Start with a lean cut of beef and slice it into thin pieces.
Add these ingredients and the beef to the insert of the crockpot and stir. Cover and let your slow cooker do what it does best – cook while you go about your day.
During the last 30 minutes of cook time, add the cornstarch dissolved in water and stir. Turn the crockpot to Hi and leave uncovered for 20 minutes. Mix in the peppers. Put the cover back on and let cook for 10 more minutes.
Serve it up. Garnish with some cilantro or green onion.
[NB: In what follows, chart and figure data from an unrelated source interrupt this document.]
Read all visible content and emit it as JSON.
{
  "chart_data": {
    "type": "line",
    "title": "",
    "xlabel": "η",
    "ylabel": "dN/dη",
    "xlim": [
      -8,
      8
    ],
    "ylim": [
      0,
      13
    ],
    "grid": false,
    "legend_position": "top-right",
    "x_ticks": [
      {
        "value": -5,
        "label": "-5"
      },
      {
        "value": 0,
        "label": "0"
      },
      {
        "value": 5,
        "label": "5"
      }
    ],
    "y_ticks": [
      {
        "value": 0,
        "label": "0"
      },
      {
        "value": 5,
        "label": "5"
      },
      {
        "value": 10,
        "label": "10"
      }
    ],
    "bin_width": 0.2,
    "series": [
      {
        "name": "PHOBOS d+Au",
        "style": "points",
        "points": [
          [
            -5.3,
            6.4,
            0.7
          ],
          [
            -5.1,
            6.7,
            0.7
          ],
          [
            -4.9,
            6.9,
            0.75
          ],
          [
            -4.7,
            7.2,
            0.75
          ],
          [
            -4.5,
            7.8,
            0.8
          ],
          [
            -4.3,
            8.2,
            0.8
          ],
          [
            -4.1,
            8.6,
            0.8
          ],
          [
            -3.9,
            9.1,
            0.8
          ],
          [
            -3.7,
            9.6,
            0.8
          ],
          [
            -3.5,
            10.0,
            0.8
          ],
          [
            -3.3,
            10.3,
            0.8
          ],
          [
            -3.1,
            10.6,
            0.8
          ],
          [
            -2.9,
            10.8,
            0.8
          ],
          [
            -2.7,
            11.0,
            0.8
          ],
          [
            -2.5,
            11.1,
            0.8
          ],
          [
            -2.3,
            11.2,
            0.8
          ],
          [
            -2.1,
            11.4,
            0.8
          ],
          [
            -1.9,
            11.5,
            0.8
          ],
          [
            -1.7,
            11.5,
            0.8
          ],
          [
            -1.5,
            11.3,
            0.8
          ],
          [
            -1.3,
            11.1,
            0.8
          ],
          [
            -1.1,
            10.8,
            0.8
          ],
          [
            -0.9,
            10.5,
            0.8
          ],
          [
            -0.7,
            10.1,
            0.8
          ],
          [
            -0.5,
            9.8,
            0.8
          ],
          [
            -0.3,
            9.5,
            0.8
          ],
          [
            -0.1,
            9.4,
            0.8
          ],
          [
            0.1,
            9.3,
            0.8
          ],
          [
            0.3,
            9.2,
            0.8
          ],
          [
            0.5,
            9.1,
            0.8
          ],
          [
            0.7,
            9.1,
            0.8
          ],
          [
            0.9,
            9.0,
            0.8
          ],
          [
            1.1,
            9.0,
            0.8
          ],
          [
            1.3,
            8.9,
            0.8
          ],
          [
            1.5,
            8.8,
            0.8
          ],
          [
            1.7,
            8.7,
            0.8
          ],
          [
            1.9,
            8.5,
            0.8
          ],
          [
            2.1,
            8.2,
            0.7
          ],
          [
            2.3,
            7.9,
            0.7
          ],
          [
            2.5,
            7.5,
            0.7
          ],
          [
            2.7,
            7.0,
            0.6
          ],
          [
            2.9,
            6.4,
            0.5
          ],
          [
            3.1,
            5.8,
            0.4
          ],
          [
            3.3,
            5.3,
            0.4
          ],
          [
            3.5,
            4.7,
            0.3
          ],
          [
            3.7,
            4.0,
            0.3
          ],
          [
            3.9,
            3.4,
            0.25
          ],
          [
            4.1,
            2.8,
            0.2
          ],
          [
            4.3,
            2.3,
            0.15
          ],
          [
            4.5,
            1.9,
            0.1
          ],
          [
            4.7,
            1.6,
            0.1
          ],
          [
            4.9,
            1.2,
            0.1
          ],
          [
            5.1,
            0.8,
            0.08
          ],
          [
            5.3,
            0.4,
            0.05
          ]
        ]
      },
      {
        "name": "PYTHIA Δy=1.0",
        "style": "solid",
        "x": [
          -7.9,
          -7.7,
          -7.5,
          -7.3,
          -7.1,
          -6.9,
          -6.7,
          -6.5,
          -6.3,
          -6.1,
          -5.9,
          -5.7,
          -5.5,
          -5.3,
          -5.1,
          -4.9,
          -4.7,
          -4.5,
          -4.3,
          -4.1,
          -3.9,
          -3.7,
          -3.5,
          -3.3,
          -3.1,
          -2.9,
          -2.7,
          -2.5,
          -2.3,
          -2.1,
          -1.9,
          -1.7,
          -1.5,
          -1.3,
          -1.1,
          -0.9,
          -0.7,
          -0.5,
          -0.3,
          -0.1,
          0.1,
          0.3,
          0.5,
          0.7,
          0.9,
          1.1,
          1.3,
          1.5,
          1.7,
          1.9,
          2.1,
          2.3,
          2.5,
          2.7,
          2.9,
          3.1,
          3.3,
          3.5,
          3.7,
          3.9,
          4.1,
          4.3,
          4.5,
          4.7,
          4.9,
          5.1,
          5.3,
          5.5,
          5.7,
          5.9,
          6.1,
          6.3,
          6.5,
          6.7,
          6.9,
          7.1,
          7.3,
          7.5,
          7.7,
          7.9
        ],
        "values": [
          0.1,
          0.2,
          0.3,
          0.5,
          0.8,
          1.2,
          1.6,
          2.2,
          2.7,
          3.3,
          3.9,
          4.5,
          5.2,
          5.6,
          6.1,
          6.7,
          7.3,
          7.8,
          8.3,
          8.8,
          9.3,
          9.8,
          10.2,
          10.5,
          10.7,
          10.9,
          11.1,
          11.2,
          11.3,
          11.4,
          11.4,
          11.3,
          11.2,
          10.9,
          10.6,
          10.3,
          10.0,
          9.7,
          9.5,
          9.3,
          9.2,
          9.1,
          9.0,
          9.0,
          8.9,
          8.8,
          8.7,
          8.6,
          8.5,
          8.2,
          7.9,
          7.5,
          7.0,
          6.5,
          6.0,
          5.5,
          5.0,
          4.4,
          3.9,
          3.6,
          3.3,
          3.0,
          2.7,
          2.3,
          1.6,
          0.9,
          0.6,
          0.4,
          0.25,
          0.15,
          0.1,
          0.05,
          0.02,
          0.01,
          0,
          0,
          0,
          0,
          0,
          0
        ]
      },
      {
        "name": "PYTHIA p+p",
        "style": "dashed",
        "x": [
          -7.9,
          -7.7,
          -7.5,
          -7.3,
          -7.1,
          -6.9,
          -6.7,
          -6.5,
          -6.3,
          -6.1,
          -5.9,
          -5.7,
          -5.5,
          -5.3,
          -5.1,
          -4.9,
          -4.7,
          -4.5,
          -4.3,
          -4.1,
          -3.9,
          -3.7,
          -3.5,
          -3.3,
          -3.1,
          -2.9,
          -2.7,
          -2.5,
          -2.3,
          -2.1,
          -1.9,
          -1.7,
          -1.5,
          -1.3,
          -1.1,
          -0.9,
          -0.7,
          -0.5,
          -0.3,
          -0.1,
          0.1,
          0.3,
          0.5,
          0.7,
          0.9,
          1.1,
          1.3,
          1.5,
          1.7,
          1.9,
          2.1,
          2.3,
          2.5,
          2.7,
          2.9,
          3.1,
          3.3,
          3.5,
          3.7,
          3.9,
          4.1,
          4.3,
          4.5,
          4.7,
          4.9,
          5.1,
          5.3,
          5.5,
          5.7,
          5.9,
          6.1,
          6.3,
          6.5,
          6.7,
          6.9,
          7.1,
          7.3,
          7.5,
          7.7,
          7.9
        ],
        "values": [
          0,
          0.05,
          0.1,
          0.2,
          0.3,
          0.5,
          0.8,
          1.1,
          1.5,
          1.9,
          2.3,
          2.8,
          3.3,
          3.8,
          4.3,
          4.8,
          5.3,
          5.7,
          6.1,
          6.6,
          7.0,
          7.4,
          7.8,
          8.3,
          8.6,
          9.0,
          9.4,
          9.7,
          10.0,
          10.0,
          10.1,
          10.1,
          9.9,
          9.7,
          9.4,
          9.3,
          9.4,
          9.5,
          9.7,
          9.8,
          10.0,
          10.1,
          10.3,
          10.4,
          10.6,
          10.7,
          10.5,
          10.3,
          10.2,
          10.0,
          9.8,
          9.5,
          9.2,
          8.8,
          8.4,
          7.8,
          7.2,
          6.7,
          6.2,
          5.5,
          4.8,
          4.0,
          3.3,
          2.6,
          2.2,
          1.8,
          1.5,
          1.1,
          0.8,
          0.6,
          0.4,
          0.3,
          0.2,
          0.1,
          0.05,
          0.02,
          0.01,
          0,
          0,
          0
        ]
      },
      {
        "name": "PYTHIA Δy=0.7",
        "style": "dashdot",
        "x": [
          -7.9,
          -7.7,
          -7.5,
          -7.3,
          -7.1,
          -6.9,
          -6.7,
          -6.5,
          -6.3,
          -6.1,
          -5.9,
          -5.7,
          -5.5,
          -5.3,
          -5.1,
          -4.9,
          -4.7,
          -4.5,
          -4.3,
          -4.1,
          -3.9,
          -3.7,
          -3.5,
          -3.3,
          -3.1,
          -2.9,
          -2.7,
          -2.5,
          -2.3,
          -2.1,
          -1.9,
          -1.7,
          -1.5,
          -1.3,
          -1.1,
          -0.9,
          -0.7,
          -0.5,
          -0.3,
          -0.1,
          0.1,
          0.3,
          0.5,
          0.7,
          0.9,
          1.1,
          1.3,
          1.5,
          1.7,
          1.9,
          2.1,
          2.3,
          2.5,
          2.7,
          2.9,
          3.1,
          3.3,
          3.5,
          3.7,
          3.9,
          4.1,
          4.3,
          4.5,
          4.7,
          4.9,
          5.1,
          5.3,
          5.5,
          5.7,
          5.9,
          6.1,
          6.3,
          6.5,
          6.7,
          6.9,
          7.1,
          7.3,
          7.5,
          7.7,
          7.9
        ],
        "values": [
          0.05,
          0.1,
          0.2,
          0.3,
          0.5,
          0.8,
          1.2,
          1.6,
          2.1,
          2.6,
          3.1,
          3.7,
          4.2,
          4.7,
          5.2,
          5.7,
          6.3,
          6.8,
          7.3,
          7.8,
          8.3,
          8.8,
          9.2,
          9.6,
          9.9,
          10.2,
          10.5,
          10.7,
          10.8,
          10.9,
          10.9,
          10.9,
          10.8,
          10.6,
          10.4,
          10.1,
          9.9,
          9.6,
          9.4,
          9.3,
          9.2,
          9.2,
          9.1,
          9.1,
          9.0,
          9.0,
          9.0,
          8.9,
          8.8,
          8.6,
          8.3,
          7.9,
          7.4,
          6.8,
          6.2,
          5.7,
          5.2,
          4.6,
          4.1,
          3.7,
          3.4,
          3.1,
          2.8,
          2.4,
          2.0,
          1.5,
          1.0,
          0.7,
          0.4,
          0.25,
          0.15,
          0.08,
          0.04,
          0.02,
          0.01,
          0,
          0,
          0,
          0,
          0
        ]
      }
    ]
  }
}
Enjoy!
- 2 pounds lean beef roast, such as Eye of Round or London Broil, sliced thinly against the grain
- 4 cups beef broth
- 3 TBSP soy sauce
- ¼ cup rice wine vinegar
- ¼ cup brown sugar, honey, or Splenda
- 1 teaspoon sesame oil
- 1 teaspoon Sriracha or hot Thai chili garlic sauce
- 2 inch piece fresh ginger, grated
- 5-6 garlic cloves, minced
- 3 tablespoons cornstarch, dissolved in about ⅓ cup warm water
- 3-4 red, yellow, orange, or green bell peppers, sliced (3-4 cups)
- ⅓ bunch of cilantro, chopped (optional)
- 3-4 stalks scallions, sliced on the diagonal (optional)
- Combine all ingredients, beef through garlic, in a crockpot. Heat on high for 3-4 hours or on low for 6- 7 hours.
- During the last half hour of cooking, add cornstarch dissolved in warm water and stir. Put crockpot setting on Hi and keep lid off. Let cook 20 minutes. Liquid will thicken.
- Add the peppers. Cover. Cook 10 minutes.
- To make gluten-free, serve over rice or rice pasta. To make low-carb, serve alone. With both options, top with cilantro or scallions, if desired.